A wide range of organisms synthesize polyynes.[6][29] These chemicals have various biological activities, including as flavorings and pigments, chemical repellents and toxins, and potential application to biomedical research and pharmaceuticals. In plants, polyynes are found mainly in Campanulid clade, especially in the sunflower, carrot and ginseng and bellflower families. However, they can also be found in some members of the tomato, olax, and sandalwood families.[30] The earliest polyyne to be isolated was dehydromatricaria ester (DME) in 1826, however it was not fully characterized until later.[6][31]

8,10-Octadecadiynoic acid

The simple fatty acid 8,10-octadecadiynoic acid is isolated from the root bark of the legume Paramacrolobium caeruleum of the family Caesalpiniaceae and has been investigated as a photopolymerizable unit in synthetic phospholipids.[8]

Thiarubrine B

Thiarubrine B is the most prevalent among several related light-sensitive pigments that have been isolated from the Giant Ragweed (Ambrosia trifida), a plant used in herbal medicine. The thiarubrines have antibiotic, antiviral, and nematocidal activity, and activity against HIV-1 that is mediated by exposure to light.[32]

Falcarindiol
Oenanthotoxin
Cicutoxin

Polyynes such as falcarindiol can be found in Apiaceae vegetables like carrot, celery, fennel, parsley and parsnip where they show cytotoxic activities.[33] Aliphatic C17-polyynes of the falcarinol type were described to act as metabolic modulators[34][35] and are studied as potential health-promoting nutraceuticals.[36] Falcarindiol is the main compound responsible for bitterness in carrots, and is the most active among several polyynes with potential anticancer activity found in Devil's club (Oplopanax horridus). Other polyynes from plants include oenanthotoxin and cicutoxin, which are poisons found in water dropwort (Oenanthe spp.) and water hemlock (Cicuta spp.).

Ichthyothereol

Ichthyothere is a genus of plants whose active constituent is a polyyne called ichthyothereol.
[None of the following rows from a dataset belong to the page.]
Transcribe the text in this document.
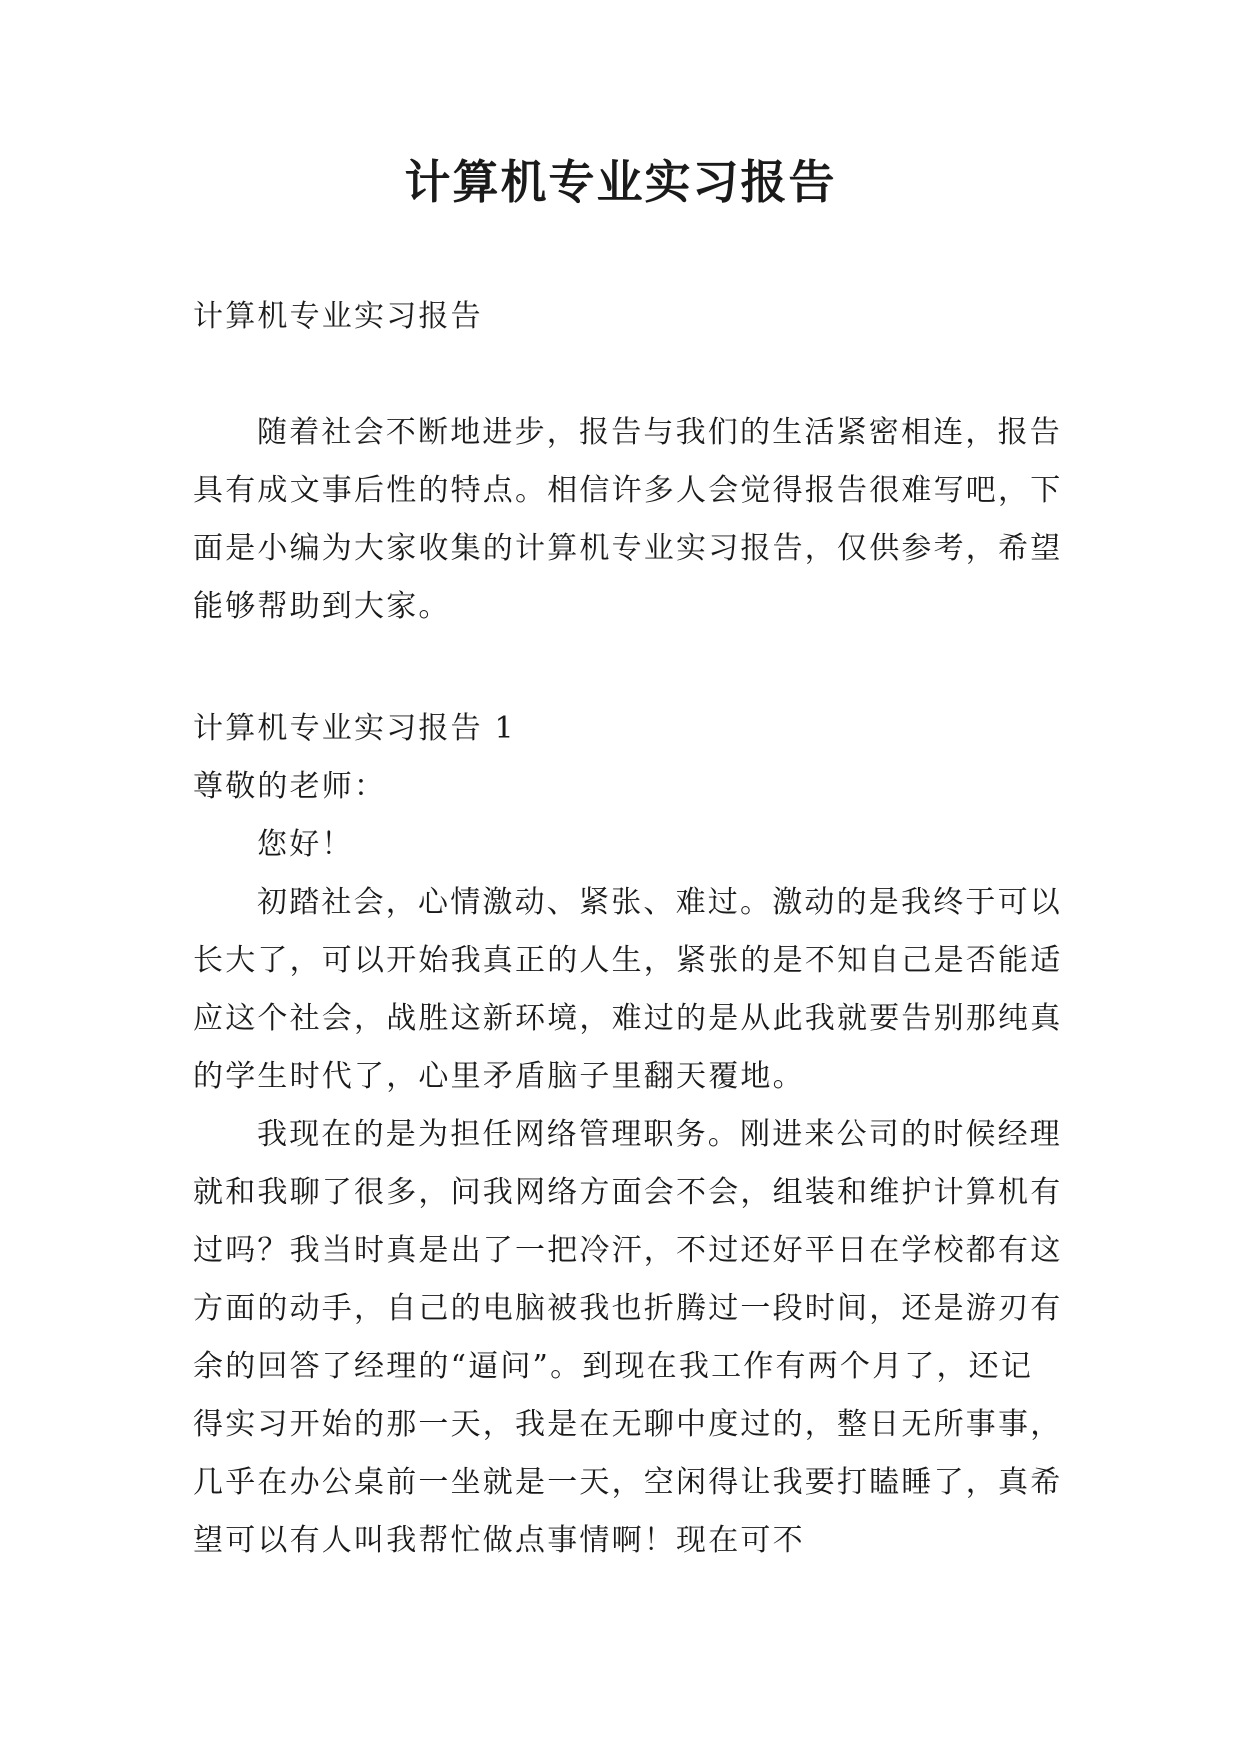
计算机专业实习报告

计算机专业实习报告

随着社会不断地进步，报告与我们的生活紧密相连，报告具有成文事后性的特点。相信许多人会觉得报告很难写吧，下面是小编为大家收集的计算机专业实习报告，仅供参考，希望能够帮助到大家。

计算机专业实习报告 1

尊敬的老师：

您好！

初踏社会，心情激动、紧张、难过。激动的是我终于可以长大了，可以开始我真正的人生，紧张的是不知自己是否能适应这个社会，战胜这新环境，难过的是从此我就要告别那纯真的学生时代了，心里矛盾脑子里翻天覆地。

我现在的是为担任网络管理职务。刚进来公司的时候经理就和我聊了很多，问我网络方面会不会，组装和维护计算机有过吗？我当时真是出了一把冷汗，不过还好平日在学校都有这方面的动手，自己的电脑被我也折腾过一段时间，还是游刃有余的回答了经理的“逼问”。到现在我工作有两个月了，还记得实习开始的那一天，我是在无聊中度过的，整日无所事事，几乎在办公桌前一坐就是一天，空闲得让我要打瞌睡了，真希望可以有人叫我帮忙做点事情啊！现在可不
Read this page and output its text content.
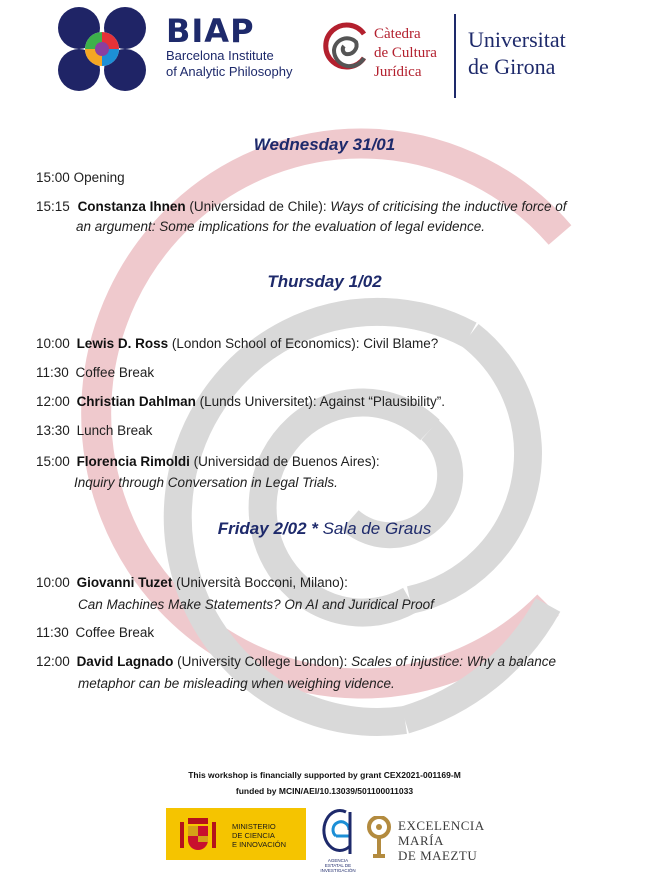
BIAP
Barcelona Institute
of Analytic Philosophy
Càtedra
de Cultura
Jurídica
Universitat
de Girona
Wednesday 31/01
15:00 Opening
15:15 Constanza Ihnen (Universidad de Chile): Ways of criticising the inductive force of
an argument: Some implications for the evaluation of legal evidence.
Thursday 1/02
10:00 Lewis D. Ross (London School of Economics): Civil Blame?
11:30 Coffee Break
12:00 Christian Dahlman (Lunds Universitet): Against “Plausibility”.
13:30 Lunch Break
15:00 Florencia Rimoldi (Universidad de Buenos Aires):
Inquiry through Conversation in Legal Trials.
Friday 2/02 * Sala de Graus
10:00 Giovanni Tuzet (Università Bocconi, Milano):
Can Machines Make Statements? On AI and Juridical Proof
11:30 Coffee Break
12:00 David Lagnado (University College London): Scales of injustice: Why a balance
metaphor can be misleading when weighing vidence.
This workshop is financially supported by grant CEX2021-001169-M
funded by MCIN/AEI/10.13039/501100011033
MINISTERIO
DE CIENCIA
E INNOVACIÓN
AGENCIA
ESTATAL DE
INVESTIGACIÓN
EXCELENCIA
MARÍA
DE MAEZTU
This compound is highly toxic to fish and mammals.[37] Ichthyothere terminalis leaves have traditionally been used to make poisoned bait by indigenous peoples of the lower Amazon basin.[37]

Z-Dihydromatricaria acid

Dihydromatricaria acid is a polyyne produced and secreted by soldier beetles as a chemical defense.[38]

In space

The octatetraynyl radicals and hexatriynyl radicals together with their ions are detected in space where hydrogen is rare.[39] Moreover, there have been claims[40] that polyynes have been found in astronomical impact sites on Earth as part of the mineral Chaoite, but this interpretation has been contested.[41] See Astrochemistry.